[petsc-users] large PetscCommDuplicate overhead

Wed Oct 5 15:41:53 CDT 2016

> On Oct 5, 2016, at 2:30 PM, Matthew Overholt <overholt at capesim.com> wrote:
> 
> Hi Petsc-Users,
>  
> I am trying to understand an issue where PetscCommDuplicate() calls are taking an increasing percentage of time as I run a fixed-sized problem on more processes.
>  
> I am using the FEM to solve the steady-state heat transfer equation (K.x = q) using a PC direct solver, like MUMPS.
>  
> I am running on the NERSC Cray X30, which has two Xeon's per node with 12 cores each, and profiling the code using CrayPat sampling.
>  
> On a typical problem (1E+6 finite elements), running on a single node:
> -for 2 cores (1 on each Xeon), about 1% of time is PetscCommDuplicate (on process 1, but on the root it is less), and (for reference) 9% of total time is for MUMPS.
> -for 8 cores (4 on each Xeon), over 6% of time is PetscCommDuplicate (on every process except the root, where it is <1%), and 9-10% of total time is for MUMPS.

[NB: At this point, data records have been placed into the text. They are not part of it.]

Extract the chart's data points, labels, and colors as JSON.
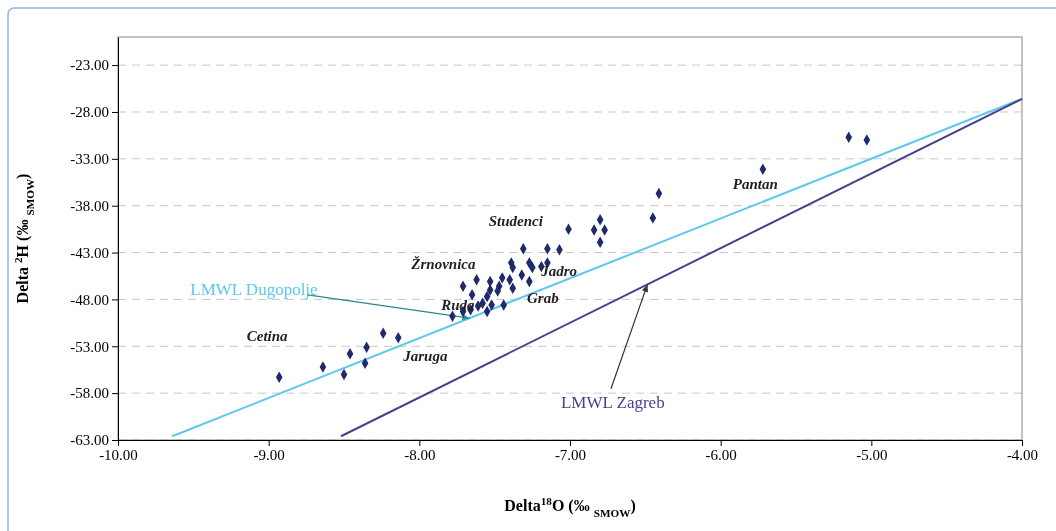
{
  "chart_data": {
    "type": "scatter",
    "xlabel": "Delta$^{18}$O (‰ $_{SMOW}$)",
    "ylabel": "Delta $^{2}$H (‰ $_{SMOW}$)",
    "xlim": [
      -10,
      -4
    ],
    "ylim": [
      -63,
      -20
    ],
    "xticks": [
      {
        "value": -10,
        "label": "-10.00"
      },
      {
        "value": -9,
        "label": "-9.00"
      },
      {
        "value": -8,
        "label": "-8.00"
      },
      {
        "value": -7,
        "label": "-7.00"
      },
      {
        "value": -6,
        "label": "-6.00"
      },
      {
        "value": -5,
        "label": "-5.00"
      },
      {
        "value": -4,
        "label": "-4.00"
      }
    ],
    "yticks": [
      {
        "value": -63,
        "label": "-63.00"
      },
      {
        "value": -58,
        "label": "-58.00"
      },
      {
        "value": -53,
        "label": "-53.00"
      },
      {
        "value": -48,
        "label": "-48.00"
      },
      {
        "value": -43,
        "label": "-43.00"
      },
      {
        "value": -38,
        "label": "-38.00"
      },
      {
        "value": -33,
        "label": "-33.00"
      },
      {
        "value": -28,
        "label": "-28.00"
      },
      {
        "value": -23,
        "label": "-23.00"
      }
    ],
    "grid": "y",
    "series": [
      {
        "marker": "diamond",
        "color": "#1f2a6b",
        "x": [
          -8.93,
          -8.64,
          -8.5,
          -8.46,
          -8.36,
          -8.35,
          -8.24,
          -8.14,
          -7.78,
          -7.71,
          -7.65,
          -7.62,
          -7.71,
          -7.66,
          -7.61,
          -7.58,
          -7.55,
          -7.55,
          -7.53,
          -7.53,
          -7.52,
          -7.48,
          -7.45,
          -7.44,
          -7.47,
          -7.4,
          -7.39,
          -7.38,
          -7.38,
          -7.32,
          -7.31,
          -7.27,
          -7.27,
          -7.25,
          -7.19,
          -7.15,
          -7.15,
          -7.07,
          -7.01,
          -6.84,
          -6.8,
          -6.77,
          -6.8,
          -6.45,
          -6.41,
          -5.72,
          -5.15,
          -5.03
        ],
        "values": [
          -56.3,
          -55.2,
          -56.0,
          -53.8,
          -54.8,
          -53.1,
          -51.6,
          -52.1,
          -49.8,
          -46.6,
          -47.5,
          -45.9,
          -49.3,
          -49.1,
          -48.7,
          -48.4,
          -49.3,
          -47.7,
          -46.1,
          -47.0,
          -48.6,
          -47.1,
          -45.7,
          -48.6,
          -46.6,
          -45.9,
          -44.1,
          -44.6,
          -46.8,
          -45.4,
          -42.6,
          -44.1,
          -46.1,
          -44.6,
          -44.5,
          -44.1,
          -42.6,
          -42.7,
          -40.5,
          -40.6,
          -39.5,
          -40.6,
          -41.9,
          -39.3,
          -36.7,
          -34.1,
          -30.7,
          -31.0
        ]
      },
      {
        "type": "line",
        "name": "LMWL Dugopolje",
        "color": "#5bc8ec",
        "x": [
          -9.64,
          -4.0
        ],
        "values": [
          -62.6,
          -26.6
        ]
      },
      {
        "type": "line",
        "name": "LMWL Zagreb",
        "color": "#4b3f8c",
        "x": [
          -8.52,
          -4.0
        ],
        "values": [
          -62.6,
          -26.6
        ]
      }
    ],
    "annotations": [
      "Cetina",
      "Jaruga",
      "Ruda",
      "Grab",
      "Žrnovnica",
      "Jadro",
      "Studenci",
      "Pantan"
    ]
  }
}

   What does PetscCommDuplicate() have to do with MUMPS? Nothing at all, you are just giving its time for comparison?

>  
> What is the large PetscCommDuplicate time connected to, an increasing number of messages (tags)?  Would using fewer MatSetValues() and VecSetValues() calls (with longer message lengths) alleviate this?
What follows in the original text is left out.